Hydrogen sulphide `(H_(2)S)` contains `94.11 %` sulphur. Sulphur dioxide `(SO_(2))` contains `50 %` oxygen and water `(H_(2)O)` contains `11.11 %` hydrogen. Shpw that the results are in agreement with the law of reciprocal proportions.

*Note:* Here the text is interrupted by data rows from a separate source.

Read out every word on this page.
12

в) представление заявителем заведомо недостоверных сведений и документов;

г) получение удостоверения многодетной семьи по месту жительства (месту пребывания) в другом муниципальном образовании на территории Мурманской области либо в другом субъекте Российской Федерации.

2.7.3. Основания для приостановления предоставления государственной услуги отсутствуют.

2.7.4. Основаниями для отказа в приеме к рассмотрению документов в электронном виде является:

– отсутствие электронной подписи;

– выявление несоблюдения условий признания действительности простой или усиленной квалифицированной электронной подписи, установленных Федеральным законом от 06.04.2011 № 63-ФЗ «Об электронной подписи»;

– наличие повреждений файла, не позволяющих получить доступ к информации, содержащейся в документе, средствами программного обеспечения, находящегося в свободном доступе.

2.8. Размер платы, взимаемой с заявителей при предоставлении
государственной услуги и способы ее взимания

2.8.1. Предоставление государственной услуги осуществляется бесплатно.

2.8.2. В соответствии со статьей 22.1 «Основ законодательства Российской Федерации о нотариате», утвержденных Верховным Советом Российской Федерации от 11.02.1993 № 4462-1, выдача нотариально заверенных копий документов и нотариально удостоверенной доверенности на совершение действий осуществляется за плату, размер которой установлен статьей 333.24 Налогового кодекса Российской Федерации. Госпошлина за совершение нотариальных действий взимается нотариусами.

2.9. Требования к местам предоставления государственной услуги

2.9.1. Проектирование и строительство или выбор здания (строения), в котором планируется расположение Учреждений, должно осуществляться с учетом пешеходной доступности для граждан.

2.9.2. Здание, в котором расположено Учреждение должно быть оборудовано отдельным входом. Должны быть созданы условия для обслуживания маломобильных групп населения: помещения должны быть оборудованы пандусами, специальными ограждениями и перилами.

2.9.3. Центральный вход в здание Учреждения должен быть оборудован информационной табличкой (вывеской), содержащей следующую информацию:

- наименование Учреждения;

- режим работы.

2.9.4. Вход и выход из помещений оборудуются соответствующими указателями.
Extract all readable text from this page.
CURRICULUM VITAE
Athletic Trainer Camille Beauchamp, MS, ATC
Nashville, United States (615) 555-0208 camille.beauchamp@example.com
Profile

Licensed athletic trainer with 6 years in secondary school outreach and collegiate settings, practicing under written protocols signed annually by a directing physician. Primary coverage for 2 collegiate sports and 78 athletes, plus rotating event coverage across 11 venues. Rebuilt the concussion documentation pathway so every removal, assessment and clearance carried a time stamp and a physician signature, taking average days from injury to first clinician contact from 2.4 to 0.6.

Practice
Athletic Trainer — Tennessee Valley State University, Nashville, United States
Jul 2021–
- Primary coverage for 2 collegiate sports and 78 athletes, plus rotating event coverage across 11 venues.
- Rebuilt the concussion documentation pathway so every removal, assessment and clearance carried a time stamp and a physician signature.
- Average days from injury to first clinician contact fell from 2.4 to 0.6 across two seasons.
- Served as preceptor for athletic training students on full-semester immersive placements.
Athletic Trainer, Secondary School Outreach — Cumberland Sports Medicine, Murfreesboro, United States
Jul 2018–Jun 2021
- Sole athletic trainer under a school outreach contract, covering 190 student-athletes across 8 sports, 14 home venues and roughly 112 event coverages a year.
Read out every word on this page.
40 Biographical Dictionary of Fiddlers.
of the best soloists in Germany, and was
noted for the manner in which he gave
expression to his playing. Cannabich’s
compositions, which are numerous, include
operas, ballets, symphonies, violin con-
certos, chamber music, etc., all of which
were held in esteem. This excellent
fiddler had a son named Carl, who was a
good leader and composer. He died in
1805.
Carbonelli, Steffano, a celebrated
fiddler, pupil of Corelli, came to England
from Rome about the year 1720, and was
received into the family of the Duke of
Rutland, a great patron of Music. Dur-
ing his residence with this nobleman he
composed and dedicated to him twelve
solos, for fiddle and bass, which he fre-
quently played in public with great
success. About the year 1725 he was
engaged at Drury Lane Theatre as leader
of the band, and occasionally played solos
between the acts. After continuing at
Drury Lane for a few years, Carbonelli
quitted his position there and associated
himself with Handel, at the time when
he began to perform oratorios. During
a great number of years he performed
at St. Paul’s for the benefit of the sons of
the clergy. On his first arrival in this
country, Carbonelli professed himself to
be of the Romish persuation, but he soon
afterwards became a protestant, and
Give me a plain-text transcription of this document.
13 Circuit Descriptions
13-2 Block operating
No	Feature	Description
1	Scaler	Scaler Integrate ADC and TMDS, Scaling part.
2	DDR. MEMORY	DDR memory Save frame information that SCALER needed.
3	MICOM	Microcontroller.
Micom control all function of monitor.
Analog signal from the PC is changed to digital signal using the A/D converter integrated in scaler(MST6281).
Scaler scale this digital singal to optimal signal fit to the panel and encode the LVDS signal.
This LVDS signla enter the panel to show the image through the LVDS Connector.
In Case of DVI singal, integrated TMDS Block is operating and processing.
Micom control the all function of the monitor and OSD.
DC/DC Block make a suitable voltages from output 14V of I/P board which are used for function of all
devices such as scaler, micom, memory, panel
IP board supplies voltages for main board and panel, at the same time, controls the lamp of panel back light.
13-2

Let us fix `1g` of sulphur (S) as the fixed weight
In hydrogen sulphide `(H_(2)S)`
Weight of sulphur `= 94.11 g`
Weight of hydrogen `=100 - 94.11 =5.89 g`
`94.11g` of sulphur have combined have compound with hydrogen `= 5.89 g`
`1.0 g` sulphur has combined with hydrogen `= (5.89)/(94.11)g`
In sulphur dioxide `(SO_(2))`
`50.0 g` of sulphur have combined with oxygen `= 50.0 g`
`1.0 g` of sulphur has combined with oxygen `= 1.0 g`
Thus, the ratios by weight of hydrogen and oxygen combining with a fixed weight of sulphur in the two compounds is
or `(5.89)/(94.11):1or5.89:94:11` (This ratio is not the same)
In water `(H_(2)O)`
Weight of hydrogen `= 11.11 g`
Weight of oxygen `= 100-11.11 = 88.89 g`
`11.11 : 88.89`
Let us compare the ratios (i) and (ii). There are related to each other as :
`(5.89)/(94.11):(11.11)/(88.89)or0.0625:0.1336or1:2`
Since these ratios are the simple whole number multiples of each other, the Law of Reciprocal Proportion is illustrated.